Dans la maison

de François Ozon, 2012, ****

Un élève qui sait écrire, qui a une plume et une sen­si­bi­li­té au réel, pour un prof de fran­çais aigri et bla­sé par la médio­cri­té ordi­naire de ses lycéens, ça devrait être une béné­dic­tion. Mais quand le gamin raconte son immix­tion dans une famille ordi­naire et la façon dont son voyeu­risme dis­cret le pousse à obser­ver la mère d’un de ses cama­rades, quelle ligne adop­ter ? Partir du prin­cipe que c’est de la fic­tion et se voi­ler la face, mettre fin à l’exercice de style, ou encou­ra­ger l’élève pour l’amour de la lit­té­ra­ture en fei­gnant d’ignorer le côté mal­sain de cette obses­sion ?

Pour qui a vague­ment traî­né dans l’éducation, Dans la mai­son a un écho trou­blant. Les élèves favo­ris, les élèves intel­li­gents, les élèves talen­tueux, ceux qui de toute évi­dence dépassent du trou­peau de mou­tons qu’on côtoie à lon­gueur d’année, jusqu’où peut-on les accom­pa­gner ?

Le film est aus­si intel­li­gent, doté de dia­logues acerbes et de per­son­nages brillants, et pro­fite d’une nar­ra­tion d’autant plus infaillible qu’elle expose elle-même les prin­cipes de base d’une bonne his­toire avant de les appli­quer ou de les détour­ner.

Le petit pro­blème, c’est que Dans la mai­son est écrit. Très écrit, peut-être trop écrit. Bourré de réfé­rences intel­lec­tuelles, au point qu’une solide culture lit­té­raire peut être consi­dé­rée comme un pré-requis pour vrai­ment le goû­ter : tous les auteurs clas­si­que­ment pré­sen­tées comme grands sont cités, de La Fontaine à Flaubert en pas­sant par Hugo, et Stendhal ne manque à l’appel que parce que bon, l’histoire d’un jeune pré­cep­teur intel­li­gent et un peu cynique qui tente de séduire une femme de petite bour­geoi­sie, c’est en soi un gros hom­mage, non ?

Du coup, on ne peut se sépa­rer de l’impression que Dans la mai­son est un peu une pièce de théâtre, ancrée dans la réa­li­té sans doute, moderne et super­be­ment écrite évi­dem­ment, mais pas for­cé­ment adap­tée à un médium comme le ciné­ma.

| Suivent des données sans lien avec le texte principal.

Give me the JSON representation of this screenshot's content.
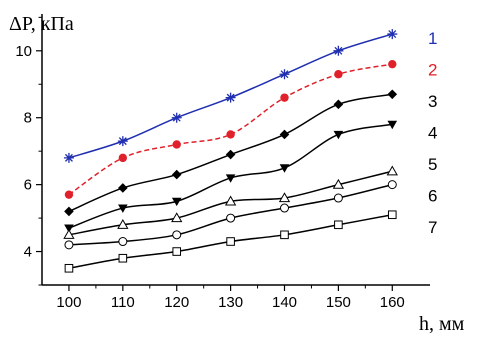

Et le truc le moins sur­pre­nant est fina­le­ment de décou­vrir, dans le géné­rique final, qu’une pièce espa­gnole a ser­vi d’inspiration…

Le film pro­voque donc une vraie exci­ta­tion intel­lec­tuelle et se regarde avec jubi­la­tion, mais il n’est pas exempt de quelques excès, dans ses qua­li­tés mêmes.

Au pas­sage, il y a aus­si une paire de trucs bizarres pour qui connaît un peu l’éducation : par exemple, les lycées en ville ne sont pas des cités sco­laires avec col­lège inté­gré, donc les gamins de seconde n’étaient pas dans le même éta­blis­se­ment en troi­sième ; ou encore, per­sonne n’a jamais repro­ché à un élève de seconde d’être pau­mé par les nombres com­plexes, vu qu’il ne sont abor­dés qu’en ter­mi­nale et uni­que­ment en sec­tion scien­ti­fique.